How Board Games Communicate

This article is sort of a continuation of this article from last week, inspired by discussions on twitter mostly located here and here.

I made two claims in last week’s article that I want to dive into more deeply. The first is that board games communicate ideas. The second is that they do so in a less precise and focused manner than other forms of media. I’ll stand by both of those statements, though I think there are some fascinating complications.

The primary complication, of course, is that board games are played. In the twitter discussion a comparison to theater was made, but that doesn’t quite work as a play is scripted while board games are much more open-ended. Plays are interpreted, of course, and some playwrights allow for more interpretation with their text (like Shakespeare with his sparse stage directions). But even then there are lines and lyrics and such that need to be said to actually perform the play. 

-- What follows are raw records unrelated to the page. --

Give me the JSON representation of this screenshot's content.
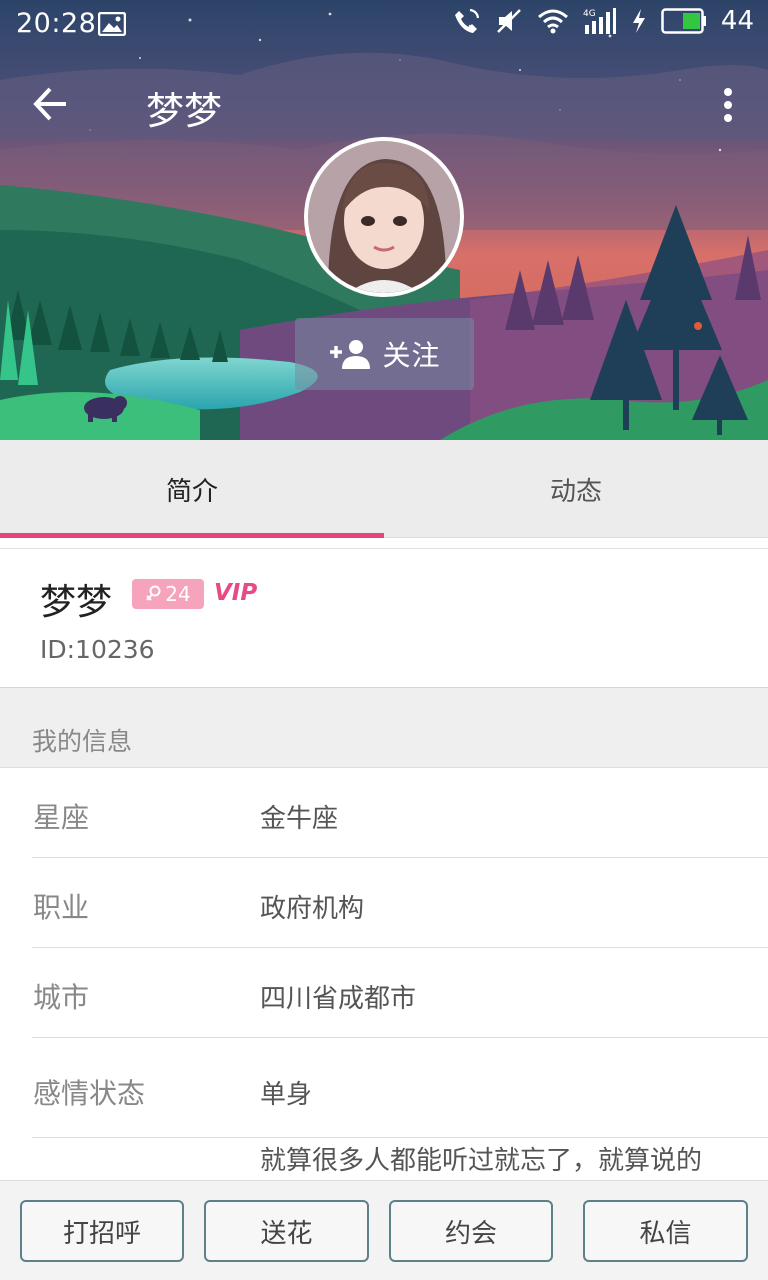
{
  "status_bar": {
    "time": "20:28",
    "battery": "44",
    "icons": [
      "gallery-icon",
      "phone-signal-icon",
      "mute-icon",
      "wifi-icon",
      "4g-signal-icon",
      "charging-icon",
      "battery-icon"
    ]
  },
  "header": {
    "title": "梦梦",
    "back_icon": "arrow-left-icon",
    "more_icon": "more-vertical-icon",
    "follow_label": "关注",
    "follow_icon": "add-person-icon"
  },
  "tabs": [
    {
      "label": "简介",
      "active": true
    },
    {
      "label": "动态",
      "active": false
    }
  ],
  "profile": {
    "name": "梦梦",
    "age": "24",
    "gender_icon": "female-icon",
    "vip": "VIP",
    "id": "ID:10236"
  },
  "info": {
    "section_title": "我的信息",
    "rows": [
      {
        "key": "星座",
        "value": "金牛座"
      },
      {
        "key": "职业",
        "value": "政府机构"
      },
      {
        "key": "城市",
        "value": "四川省成都市"
      },
      {
        "key": "感情状态",
        "value": "单身"
      }
    ],
    "bio": "就算很多人都能听过就忘了，就算说的"
  },
  "actions": [
    {
      "label": "打招呼"
    },
    {
      "label": "送花"
    },
    {
      "label": "约会"
    },
    {
      "label": "私信"
    }
  ],
  "colors": {
    "accent": "#e8457f",
    "vip": "#e64b86",
    "age_badge": "#f6a4bb",
    "button_border": "#5d8089"
  }
}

Board games are not so strict. They set parameters for the participants but otherwise let them make choices that collectively guide that particular play of the game in significant ways. Insofar as those choices are made in the pursuit of self-expression, creativity, or storytelling we might make a comparison to improvisational theater, but we’d also be entering the realm of RPGs and leaving the board game space. Or, at the very least, leaving an assumption of competition, which comes built into most board games and seems much less important to most RPGs. 

If everyone around the tables assumes a minimal level of competitive effort, either against each other or the mechanisms of the game, they’ve established a framework of play that stretches away from the theater metaphor in a significant way.

But people can stray from that assumption, and I think there’s a lot of space to do interesting things with it. Deviating away from the idea of competing or success as defined by the game can create entirely new experiences. It can be an act of criticism itself, or an act of design and creation (perhaps with “house rules”). I also think board games can explore spaces in-between, where the idea of what “winning” means is toyed with, but I’ll get to that in more detail in a future article.

Regardless, there are some structural differences between board games and theater adaptations that makes the comparison a bit tenuous. I don’t think games can intentionally communicate ideas and themes with the level of specificity that a script can. That doesn’t mean that games can’t communicate, however, as they do have some unique advantages.

Specifically, games are great at communicating ideas about systems, because they are, in and of themselves, systems. A board game is a scaffolding of rules and incentives directing behavior. They can therefore attempt to simulate, speculate, and critique how non-game systems similarly direct behavior. They can turn the focus on the players and their choices, causing them to analyze the incentives that resulted in that choice being made.

For instance, a simple war game like Risk sees war as a simple matter of different sides seeking total dominion through the accumulation of resources. A COIN game questions those assumptions by creating a more complex web of ideas and incentives for the players, reflecting a particular analysis for why different factions go to war, and why they may have fundamentally different goals in the conflict. Agricola and Nusfjord, both from the same designer, are about investment, growth, and community, but paint completely different pictures for what that can look like. Games like Battlestar Galactica and Mantis Falls can brew paranoia through the careful regulation of information.

Through playing a board game, one can discover moments of beauty, elegance, surprise, delight, frustration, serenity, suspense, etc. The game allows for these experiences, and may have been designed to try to create some of them, but they’re only developed through the play of the players. This is what I mean by board games being less precise than other media. They bring a framework to the table, but that’s filled out by play. 

I think there’s a lot of value in teasing out the game’s (and by extension the designer/artists/developers) role in accommodating these player experiences. That’s part of the challenges of reviewing board games in particular: you need to try to understand what the game specifically brought to the table to create the experience you had. Was it an aberration, or is that experience common and driven by some aspect of the game’s design? 

So even though I think board games are not as good of a tool for expressing precise, complex themes, they can be amazing at people’s relationships with different sorts of systems. Because we engage with games in a more fundamental way, we become part of their artistic expression. Sure, all experience, including watching a play or reading a book, is filtered, to some degree, subjectively, but playing a game is an entirely new level of back and forth between creation and consumer. It’s in that engagement that we can learn a lot about systems, psychology, creativity, and all of the things that make games so fascinating.